Quinze ans après son précédent avis sur le sujet, le CCNE formule 7 propositions pour renforcer l’effectivité du modèle français du don et de la greffe et ouvre la voie à la recherche sur les xénogreffes.

En moins d’une décennie, le nombre de patients inscrits sur la liste nationale d’attente a augmenté de 50 %, passant de 15 538 au 1er janvier 2017 à 23 294 au 1er janvier 2026. Le nombre de patients décédés alors qu’ils étaient inscrits sur liste d’attente est, lui, passé de 590 en 2017 à 966 en 2025, soit une hausse de 64 %.

En 2025, 6 148 greffes d’organes ont été réalisées en France. Pour le CCNE, cet écart entre les besoins des patients et les greffons disponibles constitue un enjeu éthique majeur, mais n’est pas une fatalité. L’expérience d’autres pays, notamment celle de l’Espagne, montre qu’une organisation plus performante du prélèvement peut permettre d’obtenir de meilleurs résultats.

« La détresse des patients en attente de greffe n’est pas abstraite. L’attente se prolonge, l’état de santé se dégrade, la vie est menacée. Cet écart entre leurs besoins et les greffons disponibles constitue un enjeu éthique majeur. Les résultats obtenus en Espagne montrent bien que cette situation n’a rien d’inéluctable. »

  • Yvanie Caillé
  • membre du CCNE, co-rapporteure de l’Avis 152 et présidente fondatrice de Renaloo

Le modèle français repose sur trois principes : le consentement présumé, la gratuité et la solidarité. Pour le CCNE, leur effectivité doit s’accompagner de moyens et d’une organisation adaptés aux besoins des patients.

L’Avis 152 formule 7 propositions, notamment pour :

  • renforcer les équipes et les réseaux dédiés au prélèvement ;
  • développer le prélèvement après arrêt circulatoire contrôlé ;
  • développer la greffe rénale à partir de donneurs vivants ;
  • autoriser le don de rein non dirigé et les chaînes de dons croisés ;
  • renforcer l’information et la pédagogie sur le don d’organes, notamment auprès des jeunes.

Le CCNE appelle également à ce que toute situation dans laquelle un décès est attendu conduise à examiner la possibilité d’un don d’organes, dans le respect de la volonté du patient et de l’accompagnement des proches.
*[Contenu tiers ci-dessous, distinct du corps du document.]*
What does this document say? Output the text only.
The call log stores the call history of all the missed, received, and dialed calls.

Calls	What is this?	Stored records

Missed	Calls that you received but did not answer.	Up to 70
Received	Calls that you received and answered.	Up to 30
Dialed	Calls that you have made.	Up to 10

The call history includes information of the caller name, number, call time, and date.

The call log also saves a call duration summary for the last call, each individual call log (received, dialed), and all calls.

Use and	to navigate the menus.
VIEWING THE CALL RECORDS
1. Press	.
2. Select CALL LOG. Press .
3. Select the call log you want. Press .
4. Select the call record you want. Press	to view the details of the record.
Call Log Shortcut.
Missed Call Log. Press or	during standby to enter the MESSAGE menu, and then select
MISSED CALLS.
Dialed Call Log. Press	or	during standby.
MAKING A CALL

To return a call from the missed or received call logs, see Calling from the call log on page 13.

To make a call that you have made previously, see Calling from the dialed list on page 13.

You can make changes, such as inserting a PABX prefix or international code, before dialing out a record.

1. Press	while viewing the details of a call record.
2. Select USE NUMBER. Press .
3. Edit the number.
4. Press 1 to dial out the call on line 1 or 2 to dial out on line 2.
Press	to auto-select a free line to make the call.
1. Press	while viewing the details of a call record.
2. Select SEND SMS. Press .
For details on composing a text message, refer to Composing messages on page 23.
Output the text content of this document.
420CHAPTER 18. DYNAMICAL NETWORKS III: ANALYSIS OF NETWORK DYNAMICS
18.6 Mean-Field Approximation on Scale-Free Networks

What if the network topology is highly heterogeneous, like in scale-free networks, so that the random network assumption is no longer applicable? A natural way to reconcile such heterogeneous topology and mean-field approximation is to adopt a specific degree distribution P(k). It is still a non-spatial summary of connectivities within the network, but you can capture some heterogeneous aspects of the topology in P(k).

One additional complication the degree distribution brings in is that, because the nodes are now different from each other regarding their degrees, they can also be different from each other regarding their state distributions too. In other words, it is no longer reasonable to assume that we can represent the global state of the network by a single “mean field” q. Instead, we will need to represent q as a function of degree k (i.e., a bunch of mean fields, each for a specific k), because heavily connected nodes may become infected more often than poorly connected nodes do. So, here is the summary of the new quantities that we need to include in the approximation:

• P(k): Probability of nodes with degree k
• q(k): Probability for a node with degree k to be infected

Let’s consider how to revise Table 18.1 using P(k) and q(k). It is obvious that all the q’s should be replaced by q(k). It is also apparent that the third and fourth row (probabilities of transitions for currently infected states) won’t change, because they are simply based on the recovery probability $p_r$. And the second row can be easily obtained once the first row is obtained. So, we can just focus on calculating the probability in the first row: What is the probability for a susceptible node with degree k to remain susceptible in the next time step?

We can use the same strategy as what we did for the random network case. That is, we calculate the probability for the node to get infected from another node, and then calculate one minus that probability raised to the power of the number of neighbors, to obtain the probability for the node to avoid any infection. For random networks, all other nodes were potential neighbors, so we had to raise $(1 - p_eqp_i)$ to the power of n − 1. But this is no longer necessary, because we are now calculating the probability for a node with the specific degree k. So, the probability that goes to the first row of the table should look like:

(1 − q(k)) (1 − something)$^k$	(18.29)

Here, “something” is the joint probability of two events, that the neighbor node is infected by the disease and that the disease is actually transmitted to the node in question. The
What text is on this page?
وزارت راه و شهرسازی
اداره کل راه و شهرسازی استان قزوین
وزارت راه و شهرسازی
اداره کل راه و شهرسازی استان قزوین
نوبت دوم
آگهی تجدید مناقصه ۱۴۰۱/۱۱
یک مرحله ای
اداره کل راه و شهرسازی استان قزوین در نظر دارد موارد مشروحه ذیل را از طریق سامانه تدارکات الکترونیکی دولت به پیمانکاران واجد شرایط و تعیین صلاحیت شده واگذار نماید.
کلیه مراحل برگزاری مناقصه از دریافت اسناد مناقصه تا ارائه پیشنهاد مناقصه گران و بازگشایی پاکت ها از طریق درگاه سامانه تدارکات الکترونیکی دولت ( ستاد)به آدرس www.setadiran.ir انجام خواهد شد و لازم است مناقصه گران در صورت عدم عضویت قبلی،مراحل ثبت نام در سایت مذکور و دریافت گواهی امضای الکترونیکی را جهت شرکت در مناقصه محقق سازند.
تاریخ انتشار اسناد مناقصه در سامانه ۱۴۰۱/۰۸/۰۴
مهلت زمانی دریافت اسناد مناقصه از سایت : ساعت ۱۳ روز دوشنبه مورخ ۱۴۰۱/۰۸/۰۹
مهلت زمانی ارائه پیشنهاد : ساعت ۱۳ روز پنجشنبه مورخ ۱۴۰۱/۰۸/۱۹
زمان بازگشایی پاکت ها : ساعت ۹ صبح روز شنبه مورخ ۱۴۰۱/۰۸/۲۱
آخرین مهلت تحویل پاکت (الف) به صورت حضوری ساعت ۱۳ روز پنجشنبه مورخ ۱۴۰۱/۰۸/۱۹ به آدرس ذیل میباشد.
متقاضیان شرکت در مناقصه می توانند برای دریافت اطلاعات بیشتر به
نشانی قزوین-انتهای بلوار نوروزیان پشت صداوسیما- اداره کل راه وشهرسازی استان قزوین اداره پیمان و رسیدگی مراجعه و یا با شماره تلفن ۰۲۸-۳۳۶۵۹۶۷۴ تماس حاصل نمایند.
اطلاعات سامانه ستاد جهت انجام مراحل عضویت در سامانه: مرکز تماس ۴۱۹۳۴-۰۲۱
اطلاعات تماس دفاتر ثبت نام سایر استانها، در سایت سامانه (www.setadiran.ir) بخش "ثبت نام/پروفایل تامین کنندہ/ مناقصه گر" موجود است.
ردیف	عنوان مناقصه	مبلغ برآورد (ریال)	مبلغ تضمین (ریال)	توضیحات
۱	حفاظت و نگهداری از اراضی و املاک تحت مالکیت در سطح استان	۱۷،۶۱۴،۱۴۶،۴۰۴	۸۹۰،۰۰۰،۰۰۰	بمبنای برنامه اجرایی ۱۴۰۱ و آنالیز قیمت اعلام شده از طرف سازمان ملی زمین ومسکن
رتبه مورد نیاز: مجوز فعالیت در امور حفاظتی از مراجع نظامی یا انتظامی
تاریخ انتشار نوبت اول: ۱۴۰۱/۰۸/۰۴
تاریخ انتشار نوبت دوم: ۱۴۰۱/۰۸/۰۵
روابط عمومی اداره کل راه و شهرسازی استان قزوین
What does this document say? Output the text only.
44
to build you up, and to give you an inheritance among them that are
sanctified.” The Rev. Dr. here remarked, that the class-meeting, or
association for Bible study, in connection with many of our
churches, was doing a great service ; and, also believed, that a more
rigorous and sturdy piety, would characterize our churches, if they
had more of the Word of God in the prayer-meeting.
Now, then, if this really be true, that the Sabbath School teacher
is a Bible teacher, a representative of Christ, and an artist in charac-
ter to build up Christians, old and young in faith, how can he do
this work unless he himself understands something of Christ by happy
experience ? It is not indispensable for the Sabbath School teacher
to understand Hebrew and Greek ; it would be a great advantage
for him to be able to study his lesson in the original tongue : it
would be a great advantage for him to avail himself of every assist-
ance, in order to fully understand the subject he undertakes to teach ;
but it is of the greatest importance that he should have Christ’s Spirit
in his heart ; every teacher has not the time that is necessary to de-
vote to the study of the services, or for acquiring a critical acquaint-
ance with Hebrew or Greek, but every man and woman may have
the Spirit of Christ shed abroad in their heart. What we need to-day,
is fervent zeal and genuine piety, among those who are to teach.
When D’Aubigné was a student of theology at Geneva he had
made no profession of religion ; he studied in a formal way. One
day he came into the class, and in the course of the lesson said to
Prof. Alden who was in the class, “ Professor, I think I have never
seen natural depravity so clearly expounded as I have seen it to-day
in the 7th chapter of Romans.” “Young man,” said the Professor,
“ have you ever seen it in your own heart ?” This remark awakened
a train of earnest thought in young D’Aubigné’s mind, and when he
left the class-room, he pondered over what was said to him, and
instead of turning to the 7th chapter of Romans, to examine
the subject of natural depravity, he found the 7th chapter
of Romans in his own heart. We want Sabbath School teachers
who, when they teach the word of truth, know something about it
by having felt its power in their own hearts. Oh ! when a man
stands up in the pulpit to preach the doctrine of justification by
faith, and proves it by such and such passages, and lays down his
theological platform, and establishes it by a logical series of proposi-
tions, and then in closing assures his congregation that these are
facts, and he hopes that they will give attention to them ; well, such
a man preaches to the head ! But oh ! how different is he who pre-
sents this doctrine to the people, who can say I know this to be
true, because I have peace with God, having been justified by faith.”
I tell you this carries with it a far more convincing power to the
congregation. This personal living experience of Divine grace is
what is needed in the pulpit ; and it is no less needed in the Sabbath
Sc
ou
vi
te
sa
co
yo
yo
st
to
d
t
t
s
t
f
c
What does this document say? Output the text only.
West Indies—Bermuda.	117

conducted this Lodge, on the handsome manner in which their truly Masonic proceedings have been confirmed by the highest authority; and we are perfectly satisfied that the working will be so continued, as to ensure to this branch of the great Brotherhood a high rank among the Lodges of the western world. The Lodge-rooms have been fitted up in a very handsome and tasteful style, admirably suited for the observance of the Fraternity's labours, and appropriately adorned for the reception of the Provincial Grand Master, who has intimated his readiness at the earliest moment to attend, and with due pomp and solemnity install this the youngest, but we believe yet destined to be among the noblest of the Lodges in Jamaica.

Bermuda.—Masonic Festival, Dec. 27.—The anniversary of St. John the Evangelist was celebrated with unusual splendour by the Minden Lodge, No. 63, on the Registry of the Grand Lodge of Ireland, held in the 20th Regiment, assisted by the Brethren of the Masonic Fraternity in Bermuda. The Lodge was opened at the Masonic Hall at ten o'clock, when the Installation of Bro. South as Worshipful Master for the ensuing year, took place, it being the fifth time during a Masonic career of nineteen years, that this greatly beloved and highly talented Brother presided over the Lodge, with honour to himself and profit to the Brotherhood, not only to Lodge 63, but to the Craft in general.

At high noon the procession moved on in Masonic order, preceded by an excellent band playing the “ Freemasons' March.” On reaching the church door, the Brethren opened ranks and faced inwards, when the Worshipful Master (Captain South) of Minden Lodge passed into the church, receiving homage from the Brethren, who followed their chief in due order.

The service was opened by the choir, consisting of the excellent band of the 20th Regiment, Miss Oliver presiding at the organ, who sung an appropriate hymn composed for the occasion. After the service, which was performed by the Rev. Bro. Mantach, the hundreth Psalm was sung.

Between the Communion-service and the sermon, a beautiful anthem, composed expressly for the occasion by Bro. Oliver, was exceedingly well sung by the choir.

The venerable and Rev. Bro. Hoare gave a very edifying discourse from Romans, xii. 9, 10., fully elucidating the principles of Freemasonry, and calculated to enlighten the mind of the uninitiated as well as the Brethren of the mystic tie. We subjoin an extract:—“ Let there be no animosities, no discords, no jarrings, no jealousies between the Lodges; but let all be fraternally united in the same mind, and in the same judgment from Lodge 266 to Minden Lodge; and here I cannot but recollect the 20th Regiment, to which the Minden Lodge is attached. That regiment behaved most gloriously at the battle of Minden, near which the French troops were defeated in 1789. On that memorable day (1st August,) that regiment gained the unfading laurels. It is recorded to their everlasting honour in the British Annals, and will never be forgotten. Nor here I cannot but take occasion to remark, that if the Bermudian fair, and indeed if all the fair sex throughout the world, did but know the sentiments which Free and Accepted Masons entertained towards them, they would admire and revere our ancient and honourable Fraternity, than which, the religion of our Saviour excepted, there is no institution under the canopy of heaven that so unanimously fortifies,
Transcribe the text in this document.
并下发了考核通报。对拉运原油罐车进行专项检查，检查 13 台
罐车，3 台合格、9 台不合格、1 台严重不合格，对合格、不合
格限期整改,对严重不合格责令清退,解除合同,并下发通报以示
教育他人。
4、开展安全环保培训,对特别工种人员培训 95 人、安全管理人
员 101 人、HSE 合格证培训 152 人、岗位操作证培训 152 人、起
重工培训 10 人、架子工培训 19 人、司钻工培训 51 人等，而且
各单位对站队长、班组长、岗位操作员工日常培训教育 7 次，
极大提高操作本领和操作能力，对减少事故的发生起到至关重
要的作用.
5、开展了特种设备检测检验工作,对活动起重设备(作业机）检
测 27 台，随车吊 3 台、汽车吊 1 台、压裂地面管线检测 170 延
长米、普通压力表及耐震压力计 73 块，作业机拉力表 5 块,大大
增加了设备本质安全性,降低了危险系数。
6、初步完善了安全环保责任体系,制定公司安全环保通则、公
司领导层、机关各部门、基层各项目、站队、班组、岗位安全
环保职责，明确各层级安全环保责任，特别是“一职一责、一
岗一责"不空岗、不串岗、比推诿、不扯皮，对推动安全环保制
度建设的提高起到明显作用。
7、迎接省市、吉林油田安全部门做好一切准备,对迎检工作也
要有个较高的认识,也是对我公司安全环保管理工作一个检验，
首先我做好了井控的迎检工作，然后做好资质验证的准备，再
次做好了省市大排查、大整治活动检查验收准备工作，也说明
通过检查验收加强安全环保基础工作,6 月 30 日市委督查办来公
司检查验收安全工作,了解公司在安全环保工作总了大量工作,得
Les avancées récentes des xénogreffes d’organes de porcs génétiquement modifiés conduisent le CCNE à considérer qu’il est pertinent d’ouvrir la voie à la recherche en France.

Cette perspective doit toutefois s’inscrire dans un cadre particulièrement exigeant, portant notamment sur le rapport bénéfices-risques, le consentement, les risques infectieux et le bien-être animal.

Pour le CCNE, la xénogreffe doit être envisagée comme un complément, et non comme un substitut, au don d’organes humains.

« Chaque greffe est un acte de solidarité. Garantir qu’il puisse bénéficier à tous ceux qui en ont besoin, dans des conditions équitables et respectueuses de chacun, constitue une responsabilité collective. »

  • Pr. Jacques Duranteau
  • membre du CCNE, co-rapporteur de l’Avis 152 et Professeur d’anesthésie-réanimation et médecine périopératoire

À travers cet avis, le CCNE appelle à mobiliser pleinement les possibilités de prélèvement et de greffe pour mieux répondre aux besoins des patients et réduire les inégalités d’accès à la transplantation, tout en anticipant, dans un cadre rigoureux, les évolutions scientifiques à venir.

_Les données mentionnées sont issues des sources citées et contextualisées dans l’Avis 152.